Whew, what a long weekend.  Then the hike yesterday.  Now, it’s 9 pm and I’m ready for bed.

Anthony on , , , , , 29 Jun 2008 10:07 pm

Record breaking heat this weekend.  Cold and wet start to June (the local weather personalities were calling it “June-uary” — which got real old, real quick) and now blue sky and scorching heat.  Welcome to the dry season.

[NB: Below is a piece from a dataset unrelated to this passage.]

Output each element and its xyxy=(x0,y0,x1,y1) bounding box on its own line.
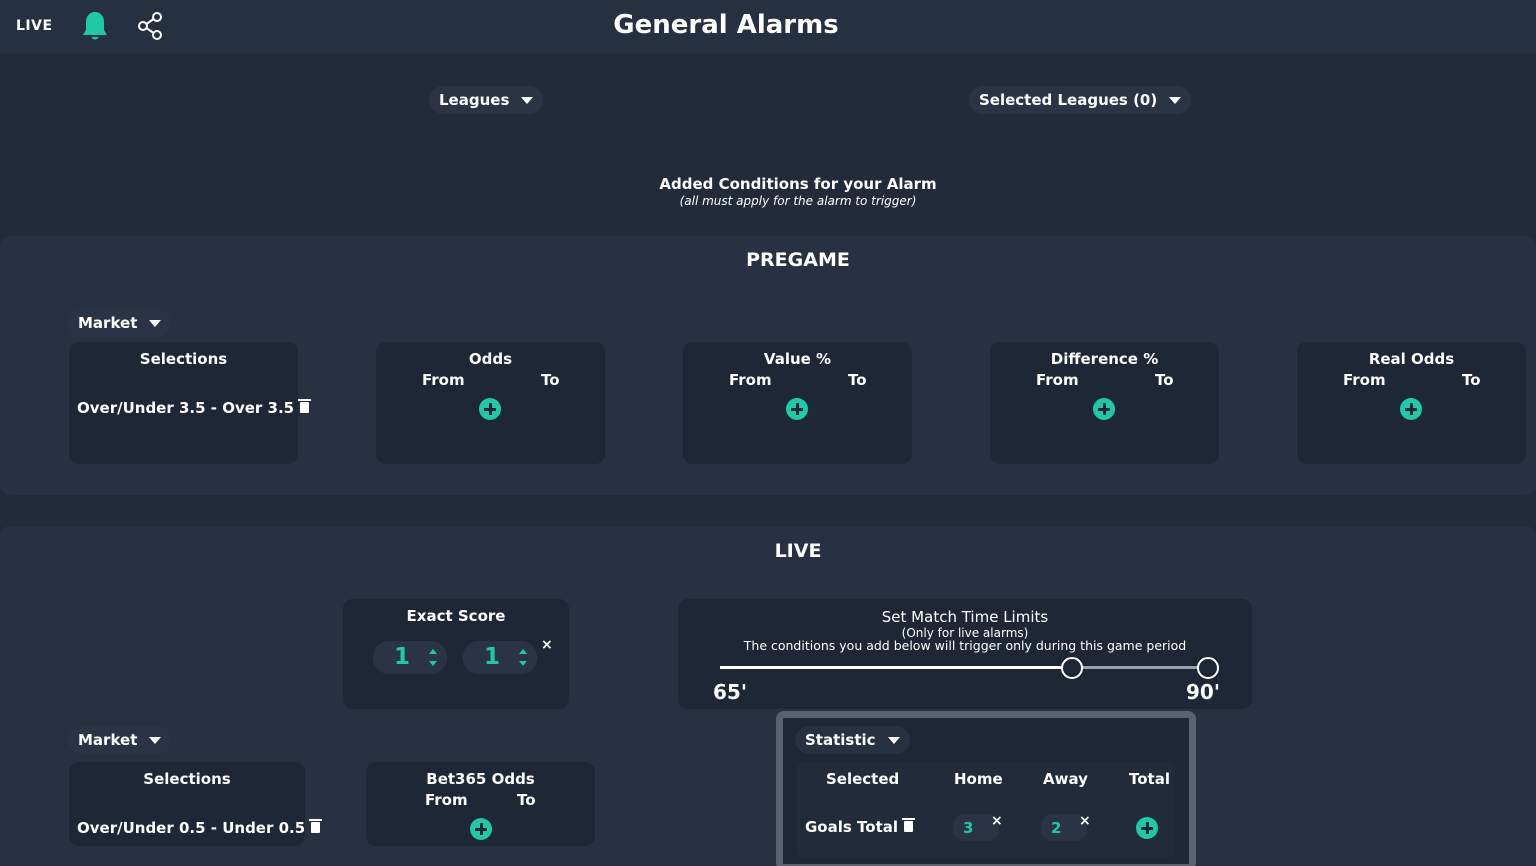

This weekend was busy doing an assortment of things.  Saturday was chores and errands in the morning, a quick trip (hah!) to Highview Lookout in Cypress Provincial Park for some photos and cache placement scouting, and then over to the COINANZA geocaching event in the Barnet Marine Park in north Burnaby.  Aidan had a good time playing in the sand and watching the trains whiz by as we socialized.  If you go through the photos at the event, you’ll see Aidan made it again. :) Grocery shopping after that, and then Aidan and I went by bike back to the grocery store because I forgot to get the one thing we were supposed to get — hamburger buns (for supper).  Doh!

Full size (10 MB)

And, oh, we also picked up a travel bug at the event:

Today was a bit more of the same.  Back to Cypress to drop off a geocache that we’re placing (not published yet, link to come) and then to the Wal*mart in North Van to get The Boy some summer jammies.  Back home for a nap that didn’t come and then we beat it down to Spanish Banks for a picnic on the beach.  Whew.

What kind of bug is this?  Anyone?  It was on the beach where we were trying to picnic:

You know, the views in Vancouver never get old.